I can totally sympathize with Hitt’s insecurity and self doubt. It’s the moment when you have been judged and found wanting.

In this particular case, Madame Debrille’s opinion on what makes a “true pilgrim” is large based on her knowledge of history. Her home is a kind of living museum of the Camino, with ancient leatherbound guidebooks on the Camino and artifacts from the road. Ironically, Hitt discovered that while Debrille was obsessed with the Camino, and had strong opinions about what makes a pilgrim, she never actually walked the road to the Camino de Santiago.

There is something in Hitt’s experience on the Camino that describes our own journey and even a life of faith. In our own journey, there are any number of people who are ready and all too willing to tell us what our life should look like. We live in the shadow of expectation. We have stories and biographies to give us inspiration from the past, and these do not make it any easier. They inspire us for a moment, and then we come to the sudden jarring realization, “I’m not them.”

Many times, as in the case of Madame Debrille, the people who would influence us, know nothing of our journey and have never even walked the road. These people never really walk the road of faith, they just try to tell others how to live. They create so many demands and expectations, nobody would ever want to travel this road and none of us would ever want to be a pilgrim.

In Matthew 7:13-14 Jesus tells us the road to life is a narrow one. Given Jesus’ description, we understand the narrow road is not always easy, but sometimes we also make it unnecessarily hard.

In Matthew 23:4 Jesus said of the religious leaders of his day:

They tie up heavy, cumbersome loads and put them on other people’s shoulders, but they themselves are not willing to lift a finger to move them.
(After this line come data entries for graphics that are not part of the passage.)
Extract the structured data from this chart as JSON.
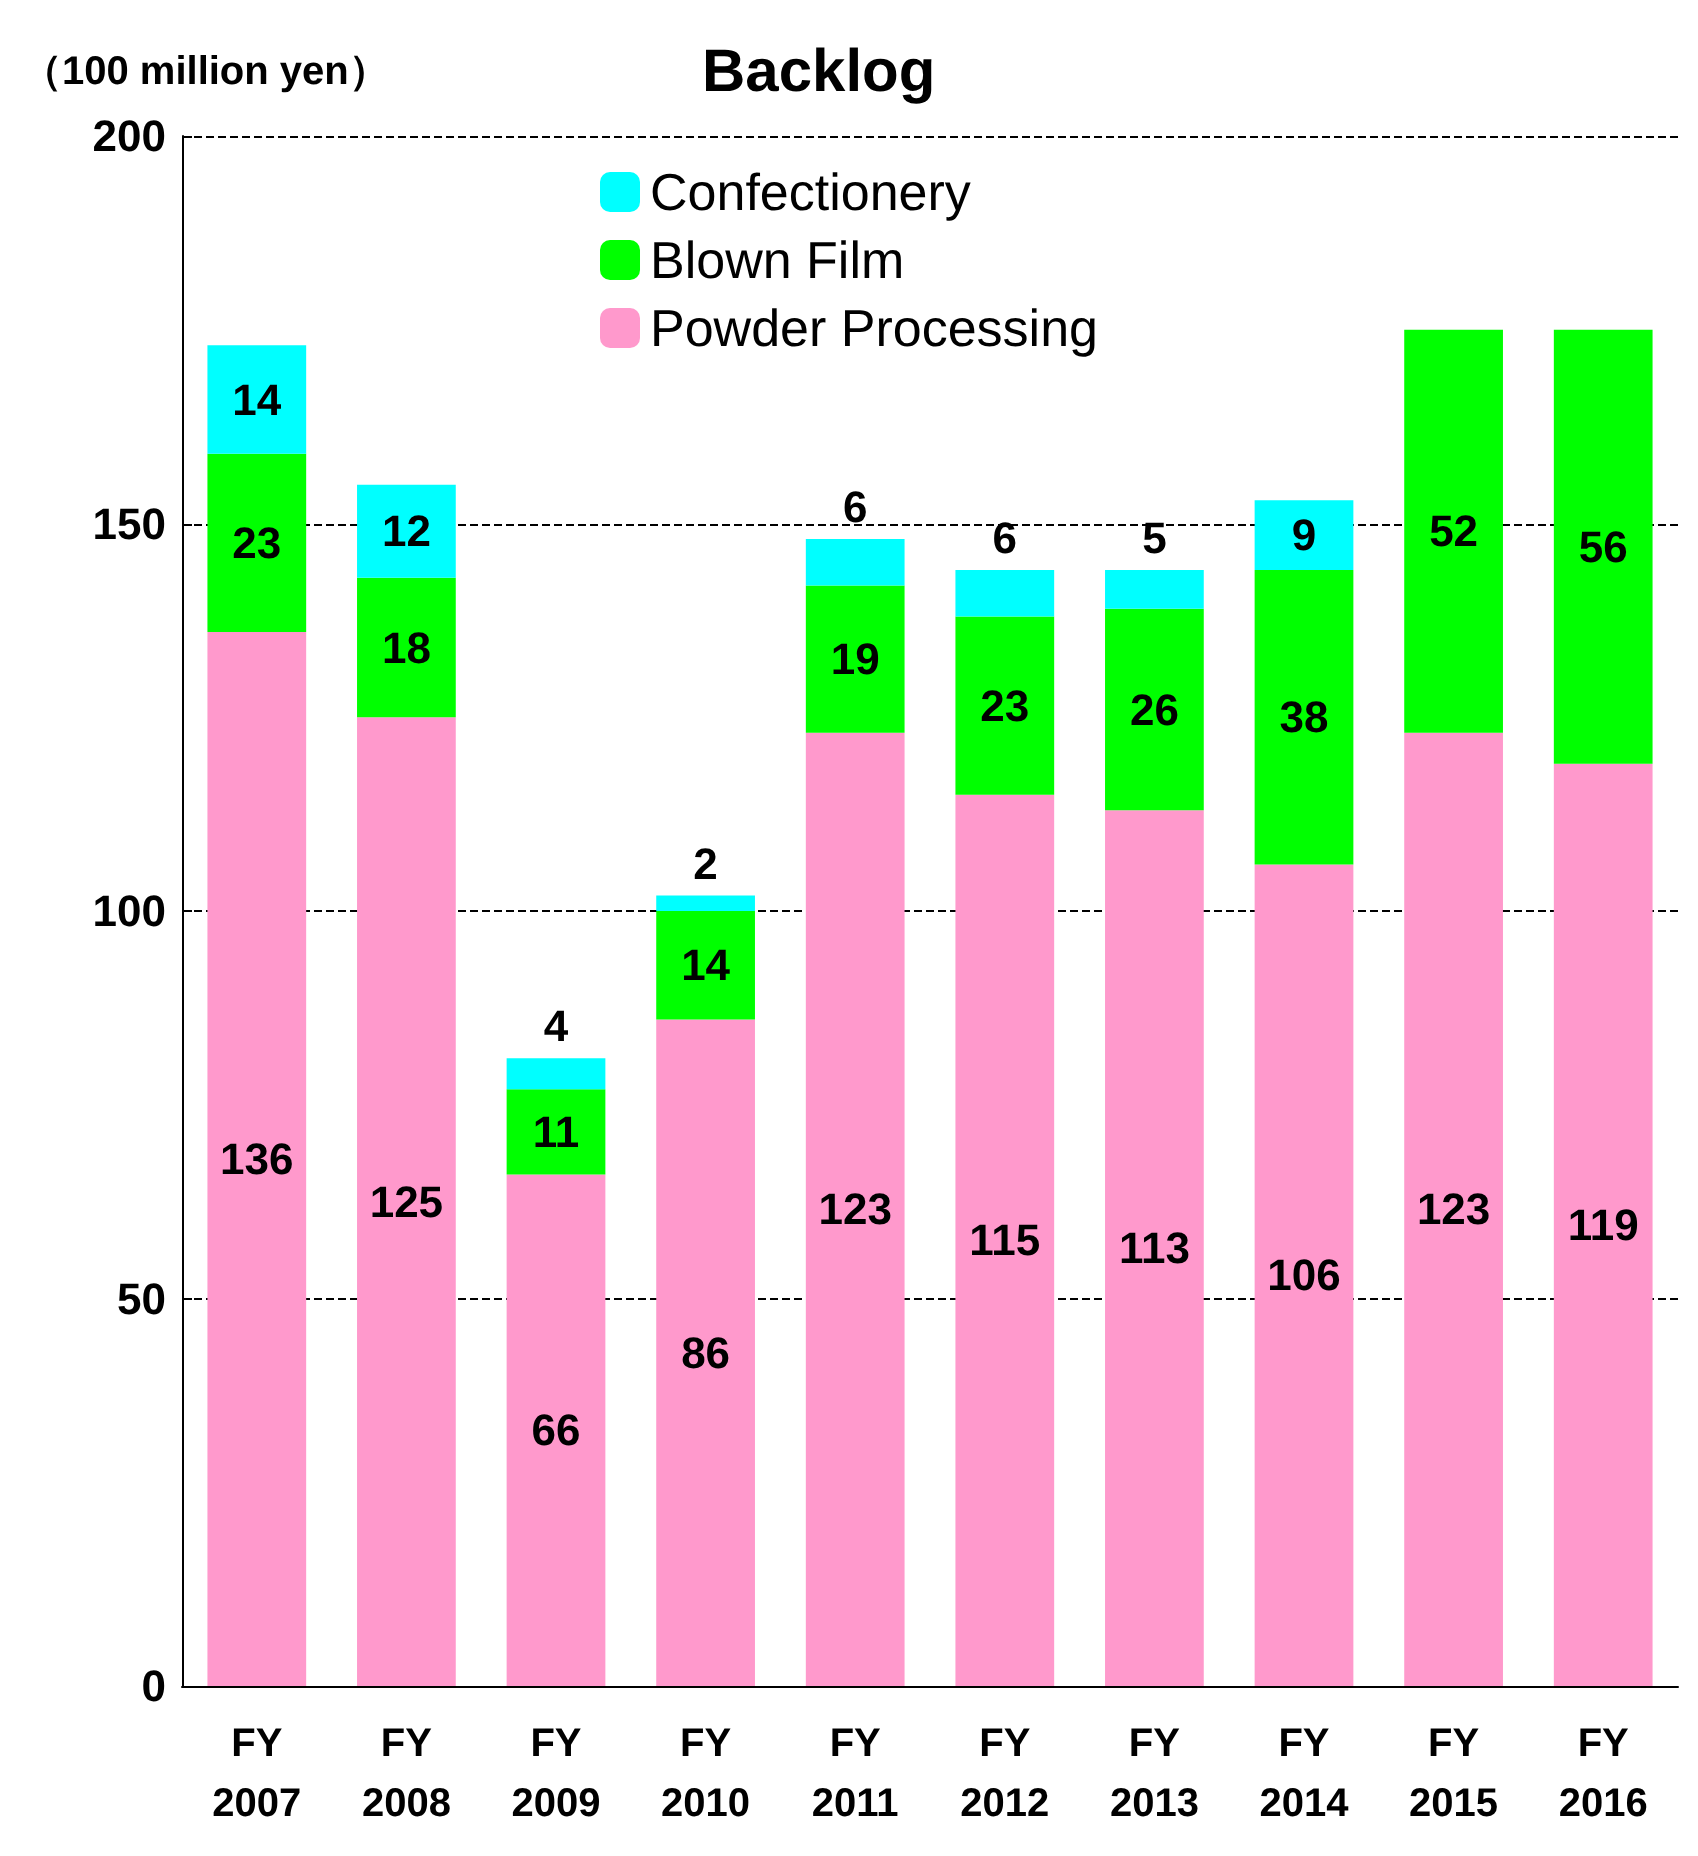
{
  "chart_data": {
    "type": "bar",
    "title": "Backlog",
    "ylabel": "（100 million yen）",
    "stacked": true,
    "data_labels": true,
    "grid": "y",
    "legend": "top",
    "categories": [
      "FY\n2007",
      "FY\n2008",
      "FY\n2009",
      "FY\n2010",
      "FY\n2011",
      "FY\n2012",
      "FY\n2013",
      "FY\n2014",
      "FY\n2015",
      "FY\n2016"
    ],
    "series": [
      {
        "name": "Powder Processing",
        "color": "#ff99cc",
        "values": [
          136,
          125,
          66,
          86,
          123,
          115,
          113,
          106,
          123,
          119
        ]
      },
      {
        "name": "Blown Film",
        "color": "#00ff00",
        "values": [
          23,
          18,
          11,
          14,
          19,
          23,
          26,
          38,
          52,
          56
        ]
      },
      {
        "name": "Confectionery",
        "color": "#00ffff",
        "values": [
          14,
          12,
          4,
          2,
          6,
          6,
          5,
          9,
          null,
          null
        ]
      }
    ],
    "ylim": [
      0,
      200
    ],
    "yticks": [
      0,
      50,
      100,
      150,
      200
    ]
  }
}
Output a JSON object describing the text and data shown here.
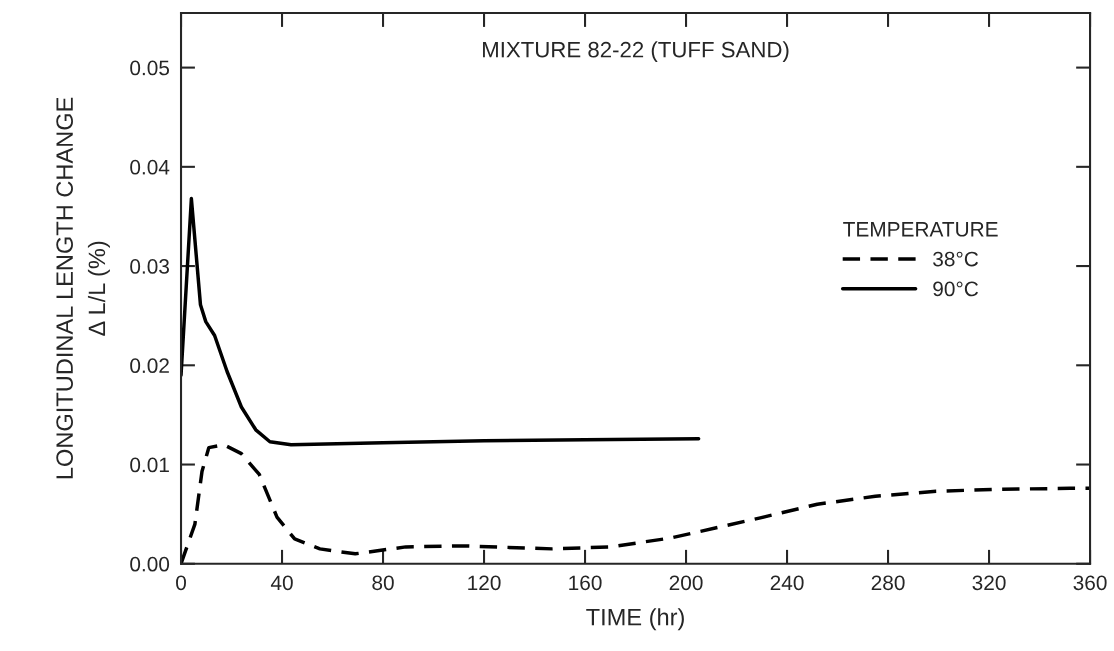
{
  "chart_data": {
    "type": "line",
    "title": "MIXTURE 82-22 (TUFF SAND)",
    "xlabel": "TIME (hr)",
    "ylabel": "LONGITUDINAL LENGTH CHANGE\nΔ L/L (%)",
    "legend_title": "TEMPERATURE",
    "legend": "right",
    "xlim": [
      0,
      360
    ],
    "xticks": [
      0,
      40,
      80,
      120,
      160,
      200,
      240,
      280,
      320,
      360
    ],
    "ylim": [
      0,
      0.0555
    ],
    "yticks": [
      {
        "value": 0,
        "label": "0.00"
      },
      {
        "value": 0.01,
        "label": "0.01"
      },
      {
        "value": 0.02,
        "label": "0.02"
      },
      {
        "value": 0.03,
        "label": "0.03"
      },
      {
        "value": 0.04,
        "label": "0.04"
      },
      {
        "value": 0.05,
        "label": "0.05"
      }
    ],
    "grid": false,
    "series": [
      {
        "name": "38°C",
        "color": "#000000",
        "line_style": "dashed",
        "x": [
          0,
          5.5,
          8.3,
          11,
          16.9,
          23.9,
          31,
          38,
          45,
          55,
          69,
          89,
          112,
          147,
          170,
          194,
          229,
          252,
          275,
          299,
          322,
          352,
          360
        ],
        "values": [
          0,
          0.004,
          0.0093,
          0.0117,
          0.012,
          0.0111,
          0.009,
          0.0047,
          0.0025,
          0.0015,
          0.001,
          0.0017,
          0.0018,
          0.0015,
          0.0017,
          0.0026,
          0.0046,
          0.006,
          0.0068,
          0.0073,
          0.0075,
          0.0076,
          0.0076
        ]
      },
      {
        "name": "90°C",
        "color": "#000000",
        "line_style": "solid",
        "x": [
          0,
          4.1,
          7.7,
          9.8,
          13.3,
          18.2,
          23.9,
          29.6,
          35.2,
          43.6,
          80,
          120,
          160,
          205
        ],
        "values": [
          0.019,
          0.0368,
          0.0261,
          0.0244,
          0.023,
          0.0194,
          0.0158,
          0.0135,
          0.0123,
          0.012,
          0.0122,
          0.0124,
          0.0125,
          0.0126
        ]
      }
    ]
  }
}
In Jesus’ day the religious leaders had so encumbered faith with religious practices they made it difficult for anyone to walk with God. This is something that can seem familiar to us, even two thousand years later. Being a Christian has become more about doing religious stuff than about following Jesus.  Our journey and pilgrimage becomes encumbered and burdened by the expectations of others, by the Madame Debrilles of life.
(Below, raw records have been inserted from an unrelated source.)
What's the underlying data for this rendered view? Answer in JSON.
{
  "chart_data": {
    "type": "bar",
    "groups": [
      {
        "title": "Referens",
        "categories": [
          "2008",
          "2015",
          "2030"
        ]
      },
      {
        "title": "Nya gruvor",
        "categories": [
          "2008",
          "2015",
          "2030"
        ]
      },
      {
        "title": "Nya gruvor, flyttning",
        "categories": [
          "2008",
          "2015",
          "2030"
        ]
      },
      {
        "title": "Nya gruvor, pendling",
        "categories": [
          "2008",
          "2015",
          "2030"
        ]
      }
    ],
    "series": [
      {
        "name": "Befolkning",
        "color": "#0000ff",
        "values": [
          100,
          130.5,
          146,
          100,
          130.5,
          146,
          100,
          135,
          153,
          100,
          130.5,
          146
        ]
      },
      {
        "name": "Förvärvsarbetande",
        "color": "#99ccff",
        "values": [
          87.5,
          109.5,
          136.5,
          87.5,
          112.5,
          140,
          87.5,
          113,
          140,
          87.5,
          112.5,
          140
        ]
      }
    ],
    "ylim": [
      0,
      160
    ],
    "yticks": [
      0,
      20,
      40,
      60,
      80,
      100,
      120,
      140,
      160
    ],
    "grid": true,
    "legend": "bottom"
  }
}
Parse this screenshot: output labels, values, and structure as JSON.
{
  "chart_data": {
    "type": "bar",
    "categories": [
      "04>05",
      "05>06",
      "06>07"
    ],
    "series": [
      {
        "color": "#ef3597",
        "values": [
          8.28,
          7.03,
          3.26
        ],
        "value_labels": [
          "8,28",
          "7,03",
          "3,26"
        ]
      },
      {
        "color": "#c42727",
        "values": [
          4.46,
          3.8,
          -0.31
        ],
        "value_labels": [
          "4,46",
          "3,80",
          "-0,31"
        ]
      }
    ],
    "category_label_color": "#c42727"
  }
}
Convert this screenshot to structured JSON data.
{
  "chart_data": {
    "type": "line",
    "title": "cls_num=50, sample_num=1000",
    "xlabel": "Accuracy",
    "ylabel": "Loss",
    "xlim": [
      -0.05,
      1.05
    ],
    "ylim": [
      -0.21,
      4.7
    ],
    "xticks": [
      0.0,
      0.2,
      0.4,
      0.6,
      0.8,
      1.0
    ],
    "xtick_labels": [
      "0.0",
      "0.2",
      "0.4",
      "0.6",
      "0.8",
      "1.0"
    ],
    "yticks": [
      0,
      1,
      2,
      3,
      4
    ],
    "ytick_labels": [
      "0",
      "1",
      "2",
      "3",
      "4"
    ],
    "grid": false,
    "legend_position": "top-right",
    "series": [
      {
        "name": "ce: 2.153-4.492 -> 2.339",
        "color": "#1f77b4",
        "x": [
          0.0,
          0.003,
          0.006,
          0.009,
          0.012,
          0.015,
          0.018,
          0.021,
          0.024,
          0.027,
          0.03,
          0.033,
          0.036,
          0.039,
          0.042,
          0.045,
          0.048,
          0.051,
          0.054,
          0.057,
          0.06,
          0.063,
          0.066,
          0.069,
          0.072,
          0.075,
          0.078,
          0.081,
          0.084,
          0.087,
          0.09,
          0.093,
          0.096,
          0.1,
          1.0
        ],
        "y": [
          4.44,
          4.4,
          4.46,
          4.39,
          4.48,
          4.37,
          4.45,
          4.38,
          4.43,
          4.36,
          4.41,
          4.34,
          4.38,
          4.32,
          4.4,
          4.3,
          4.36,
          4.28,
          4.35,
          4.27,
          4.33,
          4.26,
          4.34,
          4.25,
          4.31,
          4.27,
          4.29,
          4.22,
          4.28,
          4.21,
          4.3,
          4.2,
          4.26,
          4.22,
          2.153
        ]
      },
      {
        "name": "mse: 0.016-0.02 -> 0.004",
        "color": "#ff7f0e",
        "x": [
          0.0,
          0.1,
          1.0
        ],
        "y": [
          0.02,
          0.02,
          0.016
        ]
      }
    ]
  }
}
Unfortunately, the question of what makes a true pilgrim, much like the question of what makes a true Christian, often suffers for its lack of depth and imagination.

God created each of differently. We are each unique. We are both fearfully and wonderfully made. God created each of us with different gifts, moreover each of us have a different life experience. While we might gain inspiration from the past and from the people in the Bible, we live in a very different time and place. As much as we might admire a Paul or a Barnabas, we cannot be them. All of this means that our journey and our life pilgrimage will be different from anyone else who lived before us.
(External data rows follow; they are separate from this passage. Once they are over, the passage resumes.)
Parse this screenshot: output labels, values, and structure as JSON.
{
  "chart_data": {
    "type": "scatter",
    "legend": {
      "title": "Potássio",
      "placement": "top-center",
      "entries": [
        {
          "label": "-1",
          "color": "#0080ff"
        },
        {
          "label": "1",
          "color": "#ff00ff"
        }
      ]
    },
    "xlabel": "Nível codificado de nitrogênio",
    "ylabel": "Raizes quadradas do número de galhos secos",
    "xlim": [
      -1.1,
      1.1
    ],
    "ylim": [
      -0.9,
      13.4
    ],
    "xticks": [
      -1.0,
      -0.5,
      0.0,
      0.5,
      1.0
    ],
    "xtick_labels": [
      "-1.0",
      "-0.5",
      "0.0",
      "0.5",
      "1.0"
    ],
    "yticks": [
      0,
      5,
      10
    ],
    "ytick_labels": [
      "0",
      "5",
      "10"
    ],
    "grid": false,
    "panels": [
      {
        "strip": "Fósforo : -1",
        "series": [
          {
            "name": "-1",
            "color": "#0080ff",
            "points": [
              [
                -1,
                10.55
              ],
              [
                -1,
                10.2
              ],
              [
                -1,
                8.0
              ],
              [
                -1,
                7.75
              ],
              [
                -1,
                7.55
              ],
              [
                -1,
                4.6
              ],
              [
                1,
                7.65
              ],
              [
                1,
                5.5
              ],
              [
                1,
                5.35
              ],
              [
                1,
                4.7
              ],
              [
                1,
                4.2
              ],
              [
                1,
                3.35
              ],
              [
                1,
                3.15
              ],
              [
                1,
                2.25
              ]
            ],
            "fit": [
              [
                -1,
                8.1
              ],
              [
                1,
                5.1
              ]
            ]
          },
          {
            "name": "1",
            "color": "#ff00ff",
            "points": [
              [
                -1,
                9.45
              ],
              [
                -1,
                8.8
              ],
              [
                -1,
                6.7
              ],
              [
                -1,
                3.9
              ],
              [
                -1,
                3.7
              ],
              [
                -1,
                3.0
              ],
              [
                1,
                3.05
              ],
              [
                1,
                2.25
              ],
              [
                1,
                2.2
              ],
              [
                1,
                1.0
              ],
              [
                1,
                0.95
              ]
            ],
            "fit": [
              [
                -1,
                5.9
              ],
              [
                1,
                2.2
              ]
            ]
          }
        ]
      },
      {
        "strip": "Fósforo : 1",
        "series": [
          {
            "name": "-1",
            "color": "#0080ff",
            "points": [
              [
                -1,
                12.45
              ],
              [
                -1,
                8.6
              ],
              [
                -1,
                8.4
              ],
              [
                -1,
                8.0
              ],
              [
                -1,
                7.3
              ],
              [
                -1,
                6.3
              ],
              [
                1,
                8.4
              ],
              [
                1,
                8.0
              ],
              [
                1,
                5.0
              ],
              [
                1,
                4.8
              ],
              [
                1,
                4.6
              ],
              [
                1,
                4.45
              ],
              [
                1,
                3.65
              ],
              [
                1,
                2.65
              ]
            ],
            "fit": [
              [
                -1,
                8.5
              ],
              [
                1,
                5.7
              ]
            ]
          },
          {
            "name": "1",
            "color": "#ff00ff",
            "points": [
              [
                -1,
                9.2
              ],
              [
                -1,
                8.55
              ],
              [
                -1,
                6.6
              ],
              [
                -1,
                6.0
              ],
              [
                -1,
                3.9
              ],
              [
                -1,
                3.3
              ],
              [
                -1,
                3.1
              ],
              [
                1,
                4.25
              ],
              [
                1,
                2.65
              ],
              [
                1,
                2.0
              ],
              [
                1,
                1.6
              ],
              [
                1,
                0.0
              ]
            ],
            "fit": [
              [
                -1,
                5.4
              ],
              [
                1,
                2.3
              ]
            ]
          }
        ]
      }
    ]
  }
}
We are not trying to slavishly imitate a pattern of spirituality or living. It would be impossible, and such an attempt would be like butting our head into a stone wall. Our journey and life with Jesus is not meant to be a reenactment of the past, moreover the road cannot really be understood if we reduce it to such.

Far from make our road uncertain or unsteady, this understanding should give us the ability to walk freely and joyfully. We can enjoy the road and the company of our fellow travellers.

This is my pilgrimage. It’s different from anyone else and this is a good thing, because it allows me to walk my pilgrim path in faith and in conversation with God. It becomes my personal journey with Jesus.